Czechs and Slovaks are looking back at the heady events of 1989 when communism fell before their Velvet Revolution, the BBC's Simona Kralova writes.
A quarter of a century ago, on a fairly typical November day, thousands of university students gathered in the Czechoslovak capital, Prague, for a peaceful demonstration to commemorate International Students' Day.
Little did they know that their seemingly innocuous protest would trigger the momentous events which would in effect end the rule of communism in the country a mere 10 days later.
That peaceful student protest on 17 November, which ended with brutal violence in central Prague when riot police blocked off escape routes and severely beat students taking part in the demonstration, led to what would later become known as the Velvet Revolution, an avalanche of popular protests, held almost daily in Czech and Slovak cities.
It culminated in the appointment of the country's first non-communist government in more than four decades and the election of Vaclav Havel, a playwright turned dissident, to the post of president.
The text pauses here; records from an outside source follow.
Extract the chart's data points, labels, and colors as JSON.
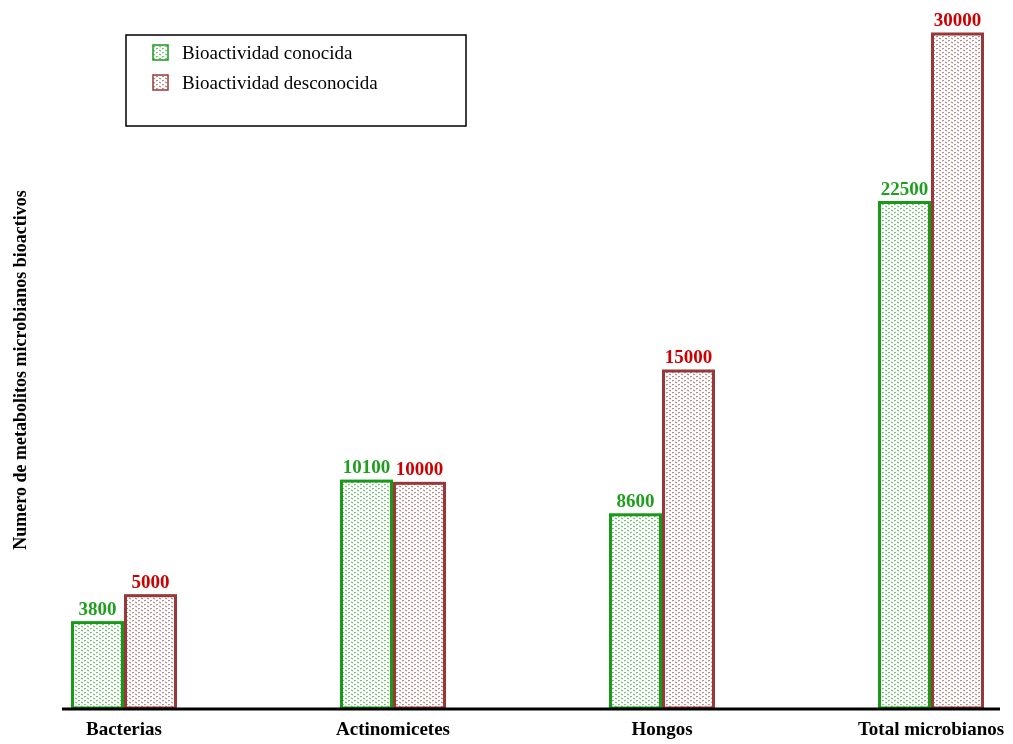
{
  "chart_data": {
    "type": "bar",
    "ylabel": "Numero de metabolitos microbianos bioactivos",
    "categories": [
      "Bacterias",
      "Actinomicetes",
      "Hongos",
      "Total microbianos"
    ],
    "series": [
      {
        "name": "Bioactividad conocida",
        "color": "#189a18",
        "values": [
          3800,
          10100,
          8600,
          22500
        ]
      },
      {
        "name": "Bioactividad desconocida",
        "color": "#983838",
        "values": [
          5000,
          10000,
          15000,
          30000
        ]
      }
    ],
    "data_labels": true,
    "legend": "top left",
    "grid": false
  }
}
Alexander Dubcek, the reform communist hero of Prague Spring, was elected the federal Czechoslovak Speaker. The communist government, discredited and powerless against the demands of protesters, had to admit defeat and step down.
This non-violent transition of power earned its moniker primarily for its peaceful nature - not a single life was lost during the process.
It is fair to say that the Velvet Revolution would not have been possible were it not for the dramatic developments unfolding in the other communist bloc countries. In particular, the fall of the Berlin Wall on 9 November in neighbouring East Germany gave many Czechoslovaks hope of possible change in their own country.
But despite the wave of reform that was already sweeping through Europe, many feared a repeat of the dramatic events of 1968 when, on the night of 20-21 August, Warsaw Pact troops led by the Soviet Union invaded Czechoslovakia to halt political liberalisation, also known as the "Prague Spring".
It is not possible to mention the Velvet Revolution without mentioning the Velvet Divorce - the amicable dissolution of Czechoslovakia, which took effect on 1 January 1993 and saw the self-determined split of the federal state into the Czech Republic and Slovakia.
Although many citizens of the two countries are still convinced that this was not a wise step to take, it was arguably one of the most notable political achievements in post-communist Europe. The break-up was accomplished peacefully, following the example of the bloodless transfer of power three years previously.
There is no doubt that the consequences of those dramatic events of 1989 put Czechoslovakia on the path to democracy. Restrictions on the media, speech and travel were lifted. The new, democratic government liberalised the country's law with respect to both politics and the economy, creating an open and free society.
But as both countries prepare to mark a quarter of a century of freedom, a survey conducted recently by the Public Opinion Research Centre suggests a full sixth of Czechs still long for a return to communism.
They appear equally split on whether their country's current political leadership is moving the country forward.
Other research, carried out by the Medea agency, suggests that although 84% of Czechs are aware that 17 November is celebrated as a national holiday to remember the Velvet Revolution, only 30% of people below the age of 30 are aware of this. The poll also suggests that only three out of five people think their quality of life is better now than it was before 1989.
Similarly, in Slovakia there is disillusionment with the current government and its policies. The leading party, Smer, was forced to cancel a concert planned to coincide with the anniversary after performers expected to take part pulled out because they did not want to be associated with the party.
Despite that, most citizens of the former federation remember the euphoria of 1989 with nostalgia and fondness, and the younger generation mostly appears to be fully aware of the significance of the revolution.
Fedor Gal, a Slovak politician and sociologist who has lived in Prague since 1991 and was one of the leading protagonists of the 1989 revolution, summed up similar sentiments in a recent interview: "We keep complaining and whinging, despite the fact that our life is good!"
And Czech ex-President Vaclav Klaus echoed this view in an interview with the Czech weekly Echo24: "Without looking at the past 25 years through rose-tinted glasses, I think that our transformation was a success. The basic goal associated with the fall of communism was freedom. November 1989 gave us this freedom."